Although Boyd Rhode didn’t necessarily pursue the idea, she kept it in the back of her mind.

That all changed when the Philadelphia Mural Arts Program came to her asking about her wall about four years ago.

“I said yes, it was always a dream of mine for my wall,” she said.

Boyd Rhode then gathered 3,000 signatures to voice approval for the space being used as a mural.

Next, a committee was formed to hammer out the details of the mural. Boyd Rhode said she was very meticulous in her choices for the details for the mural—one being that it depict the Wissahickon and instead of other proposed paintings of an extension of the bakery or people.

“[Executive director] Jane Golden said she never saw a committee take so long, and that was nine months,” she said. “It was one of the most exciting committees of my whole life I’ve been on.”

In conjunction with the Mural Arts Program, Bredenbeck’s raised $35,000 to make the mural happen.

But the marathon isn’t over yet. Boyd Rhode said the mural will take about four months to be complete—weather permitting.

And she plans to document the whole process each day by standing in the same spot and snapping a photo.

“For my grandchildren some day to look at,” she said.

During those four months, the Mural Arts Program plans to involve the community.

So far, the mural’s lead artist Ann Northrup has toured Jenks School and Springside Chestnut Hill Academy to teach children a thing or two about art.

Boyd Rhode said she visited Jenks School while Northrup was teaching children to use just the primary colors—red, blue and yellow—to make other colors.

“I think is so awesome is that Ann is going between Springside Chestnut Hill Academy and Jenks School,” she said, adding that Chestnut Hill Hospital is sponsoring for her to do so. “We’re bringing in all people on all levels of this community and it’s a great, great feeling.”

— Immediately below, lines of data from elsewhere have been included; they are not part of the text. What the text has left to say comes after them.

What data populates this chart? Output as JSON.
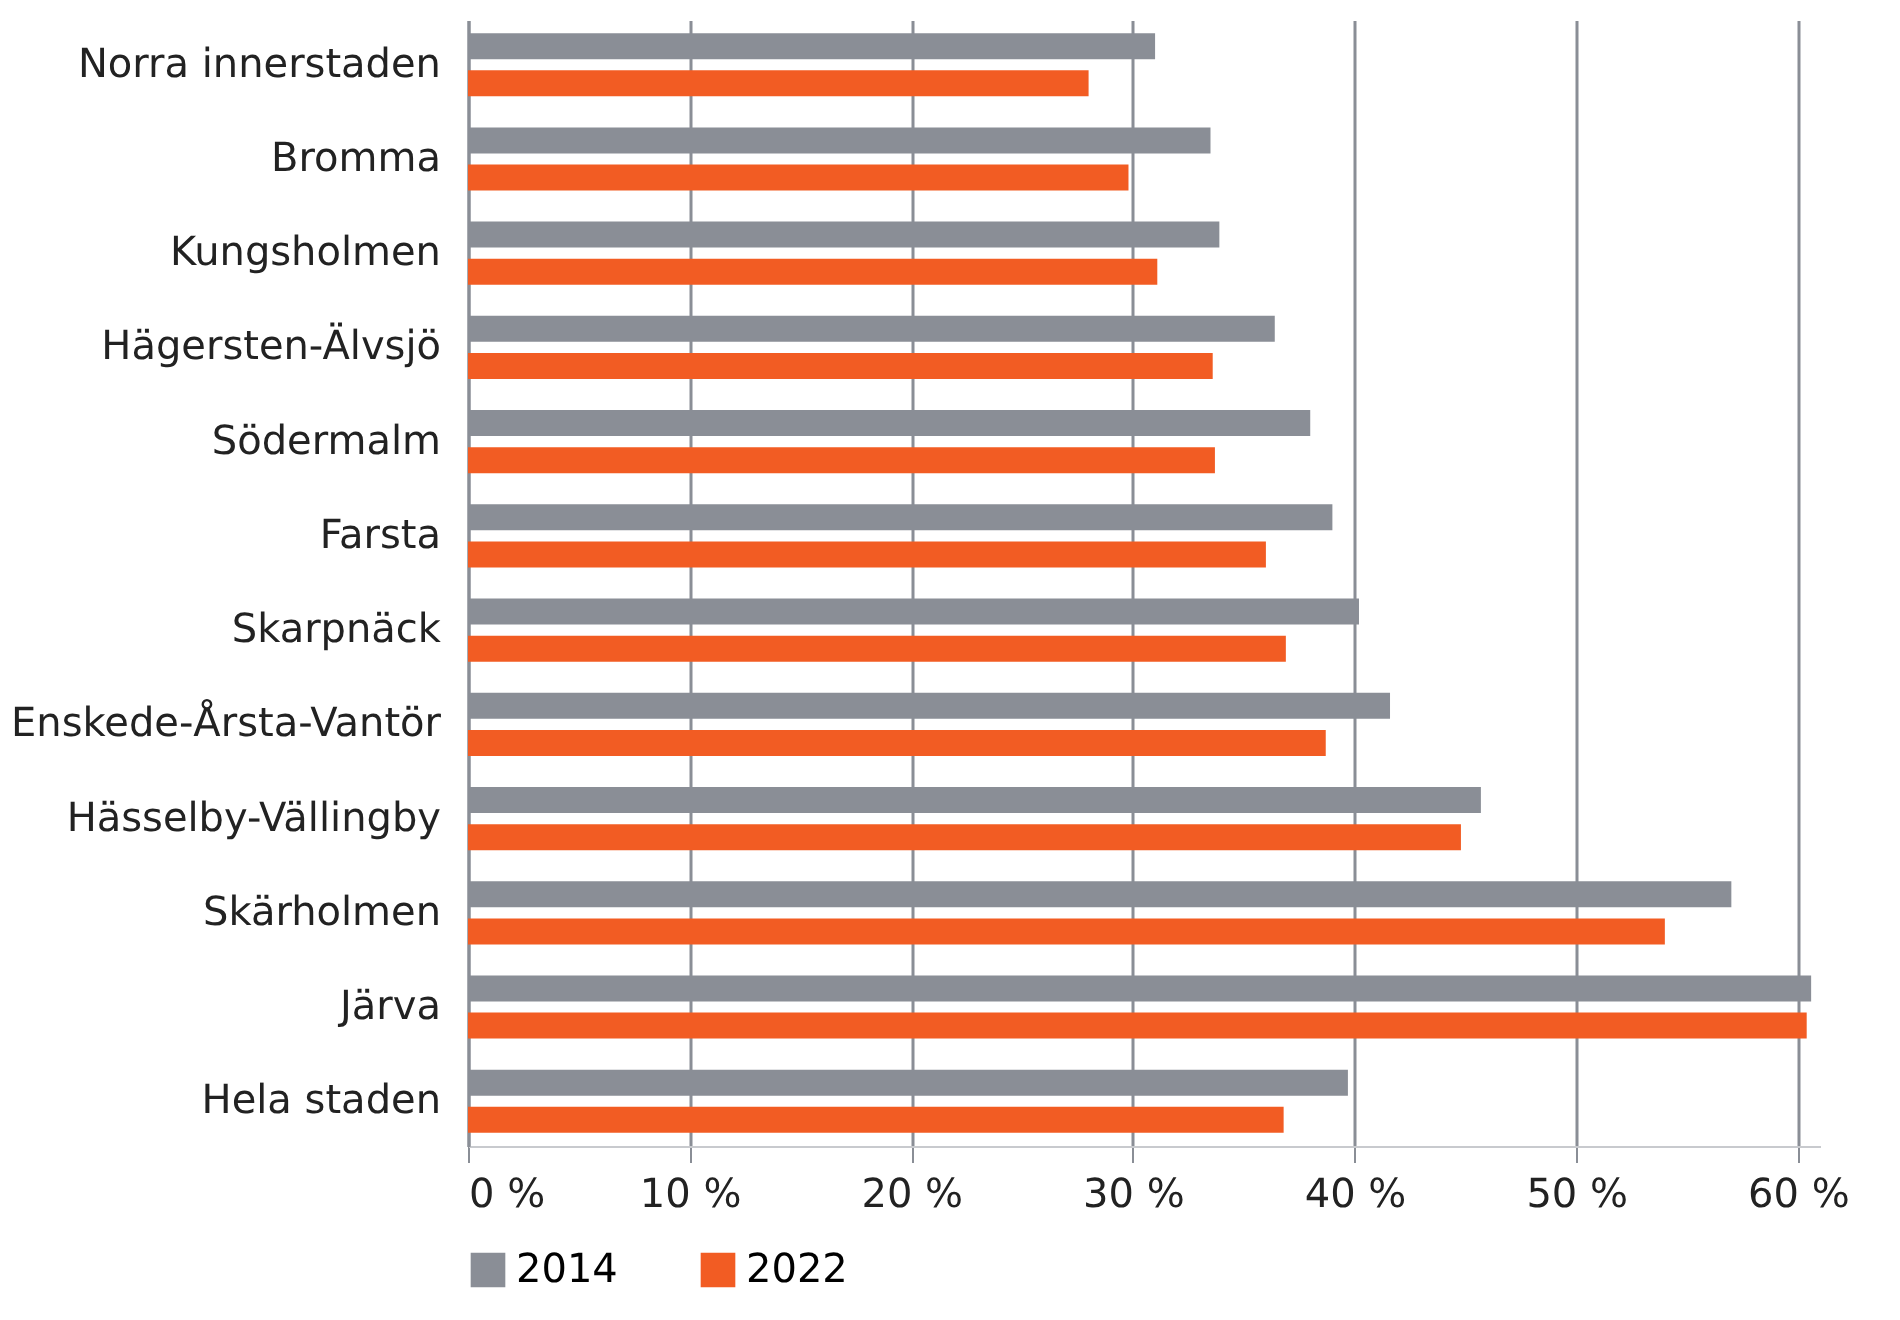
{
  "chart_data": {
    "type": "bar",
    "orientation": "horizontal",
    "categories": [
      "Norra innerstaden",
      "Bromma",
      "Kungsholmen",
      "Hägersten-Älvsjö",
      "Södermalm",
      "Farsta",
      "Skarpnäck",
      "Enskede-Årsta-Vantör",
      "Hässelby-Vällingby",
      "Skärholmen",
      "Järva",
      "Hela staden"
    ],
    "series": [
      {
        "name": "2014",
        "color": "#8a8e96",
        "values": [
          31.0,
          33.5,
          33.9,
          36.4,
          38.0,
          39.0,
          40.2,
          41.6,
          45.7,
          57.0,
          60.6,
          39.7
        ]
      },
      {
        "name": "2022",
        "color": "#f25c23",
        "values": [
          28.0,
          29.8,
          31.1,
          33.6,
          33.7,
          36.0,
          36.9,
          38.7,
          44.8,
          54.0,
          60.4,
          36.8
        ]
      }
    ],
    "xlim": [
      0,
      61
    ],
    "xticks": [
      {
        "value": 0,
        "label": "0 %"
      },
      {
        "value": 10,
        "label": "10 %"
      },
      {
        "value": 20,
        "label": "20 %"
      },
      {
        "value": 30,
        "label": "30 %"
      },
      {
        "value": 40,
        "label": "40 %"
      },
      {
        "value": 50,
        "label": "50 %"
      },
      {
        "value": 60,
        "label": "60 %"
      }
    ],
    "grid": "x",
    "legend": "bottom"
  }
}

In addition to meeting with local children, Golden said there will be a summer community day—which has yet to be determined—and in the fall there will be a northwest Philadelphia mural tour.

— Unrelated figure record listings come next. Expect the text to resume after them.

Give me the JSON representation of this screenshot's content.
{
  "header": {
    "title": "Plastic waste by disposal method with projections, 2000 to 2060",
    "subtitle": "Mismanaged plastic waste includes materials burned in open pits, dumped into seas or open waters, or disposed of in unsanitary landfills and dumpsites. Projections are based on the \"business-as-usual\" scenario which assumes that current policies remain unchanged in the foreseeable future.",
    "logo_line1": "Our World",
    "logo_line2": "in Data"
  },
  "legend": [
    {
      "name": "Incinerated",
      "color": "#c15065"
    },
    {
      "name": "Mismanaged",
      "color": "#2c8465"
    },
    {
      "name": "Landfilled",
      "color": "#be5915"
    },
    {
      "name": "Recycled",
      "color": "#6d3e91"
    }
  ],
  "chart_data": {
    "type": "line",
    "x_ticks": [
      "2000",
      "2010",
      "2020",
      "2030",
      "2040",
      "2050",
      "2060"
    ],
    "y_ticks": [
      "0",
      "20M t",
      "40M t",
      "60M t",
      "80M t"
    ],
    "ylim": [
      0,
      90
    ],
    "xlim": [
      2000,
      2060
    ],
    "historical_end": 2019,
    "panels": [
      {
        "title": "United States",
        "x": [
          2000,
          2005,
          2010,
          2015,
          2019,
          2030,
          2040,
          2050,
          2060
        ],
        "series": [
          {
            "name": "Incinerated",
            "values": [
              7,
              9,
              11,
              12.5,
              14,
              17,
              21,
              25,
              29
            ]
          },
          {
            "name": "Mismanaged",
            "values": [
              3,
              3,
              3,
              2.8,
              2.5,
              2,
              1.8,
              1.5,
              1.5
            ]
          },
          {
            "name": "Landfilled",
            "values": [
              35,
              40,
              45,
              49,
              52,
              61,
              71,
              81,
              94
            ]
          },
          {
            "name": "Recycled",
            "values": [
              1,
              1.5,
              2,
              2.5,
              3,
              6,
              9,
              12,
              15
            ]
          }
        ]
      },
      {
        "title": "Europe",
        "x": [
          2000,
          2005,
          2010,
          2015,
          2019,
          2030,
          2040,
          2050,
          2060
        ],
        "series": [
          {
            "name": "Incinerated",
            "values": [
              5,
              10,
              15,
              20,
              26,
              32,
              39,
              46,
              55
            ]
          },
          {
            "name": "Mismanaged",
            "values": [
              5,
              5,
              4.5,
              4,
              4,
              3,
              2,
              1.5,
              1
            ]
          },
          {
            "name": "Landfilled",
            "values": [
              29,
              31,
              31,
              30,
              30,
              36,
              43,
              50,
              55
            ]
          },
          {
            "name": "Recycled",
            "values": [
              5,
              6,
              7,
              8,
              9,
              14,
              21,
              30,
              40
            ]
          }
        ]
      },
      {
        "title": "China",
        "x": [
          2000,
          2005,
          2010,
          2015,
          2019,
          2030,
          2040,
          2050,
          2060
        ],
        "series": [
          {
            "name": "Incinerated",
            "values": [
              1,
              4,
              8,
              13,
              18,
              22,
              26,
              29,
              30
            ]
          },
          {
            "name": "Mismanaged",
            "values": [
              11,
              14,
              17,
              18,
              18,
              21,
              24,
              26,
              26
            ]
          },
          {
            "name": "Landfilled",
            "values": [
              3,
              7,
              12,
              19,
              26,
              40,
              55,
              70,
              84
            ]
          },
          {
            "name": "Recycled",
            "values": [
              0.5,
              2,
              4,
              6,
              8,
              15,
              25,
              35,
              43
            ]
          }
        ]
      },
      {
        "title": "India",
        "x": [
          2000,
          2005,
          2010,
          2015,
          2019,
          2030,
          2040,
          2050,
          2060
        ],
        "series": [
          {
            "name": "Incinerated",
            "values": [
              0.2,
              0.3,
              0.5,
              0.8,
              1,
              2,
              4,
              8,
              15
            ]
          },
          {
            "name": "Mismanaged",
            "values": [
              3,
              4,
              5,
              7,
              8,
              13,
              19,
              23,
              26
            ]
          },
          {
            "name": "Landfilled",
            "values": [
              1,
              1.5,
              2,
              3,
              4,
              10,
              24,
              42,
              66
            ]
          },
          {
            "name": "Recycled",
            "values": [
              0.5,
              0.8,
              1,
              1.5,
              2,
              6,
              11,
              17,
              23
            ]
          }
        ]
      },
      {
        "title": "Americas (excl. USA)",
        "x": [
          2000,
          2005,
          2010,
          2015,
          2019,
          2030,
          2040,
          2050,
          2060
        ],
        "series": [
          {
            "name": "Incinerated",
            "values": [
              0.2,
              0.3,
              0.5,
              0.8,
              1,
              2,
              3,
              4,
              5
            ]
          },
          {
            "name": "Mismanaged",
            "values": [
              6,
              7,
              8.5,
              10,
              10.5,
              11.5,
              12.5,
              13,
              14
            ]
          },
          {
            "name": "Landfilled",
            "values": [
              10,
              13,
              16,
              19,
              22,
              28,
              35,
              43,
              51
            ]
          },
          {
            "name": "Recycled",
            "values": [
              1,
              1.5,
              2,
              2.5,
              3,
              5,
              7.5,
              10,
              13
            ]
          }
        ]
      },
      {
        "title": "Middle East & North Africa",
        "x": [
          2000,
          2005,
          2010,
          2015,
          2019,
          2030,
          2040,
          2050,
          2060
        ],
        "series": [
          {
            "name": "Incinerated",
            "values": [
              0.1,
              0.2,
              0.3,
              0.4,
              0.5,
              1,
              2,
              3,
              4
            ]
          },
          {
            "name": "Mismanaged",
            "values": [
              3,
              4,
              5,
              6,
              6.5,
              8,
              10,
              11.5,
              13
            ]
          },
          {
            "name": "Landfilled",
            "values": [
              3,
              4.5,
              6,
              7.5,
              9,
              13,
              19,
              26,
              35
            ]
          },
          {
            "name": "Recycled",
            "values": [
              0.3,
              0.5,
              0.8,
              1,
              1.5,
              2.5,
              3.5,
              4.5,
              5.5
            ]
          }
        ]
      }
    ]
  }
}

“We are creating a northwest tour that will bring people up to Chestnut Hill and then to lunch at local restaurants,” she said. “So we see this as part of a larger economic development strategy.”

But Golden said she wants the mural to be about more than just economic development.

“I think that having a beautiful work of public art by an accomplished artist like Ann Northrup will add beauty and vitality to the corridor,” she said. “It will also be a point of attention and pride.”

Though it’s taken about a decade to make her dream of the mural a reality, Boyd Rhode said the journey was well worth it.

“This has been a very long process,” she said. “But when you’re doing something that is going to be on a wall for hopefully 25 years or longer it has to be.”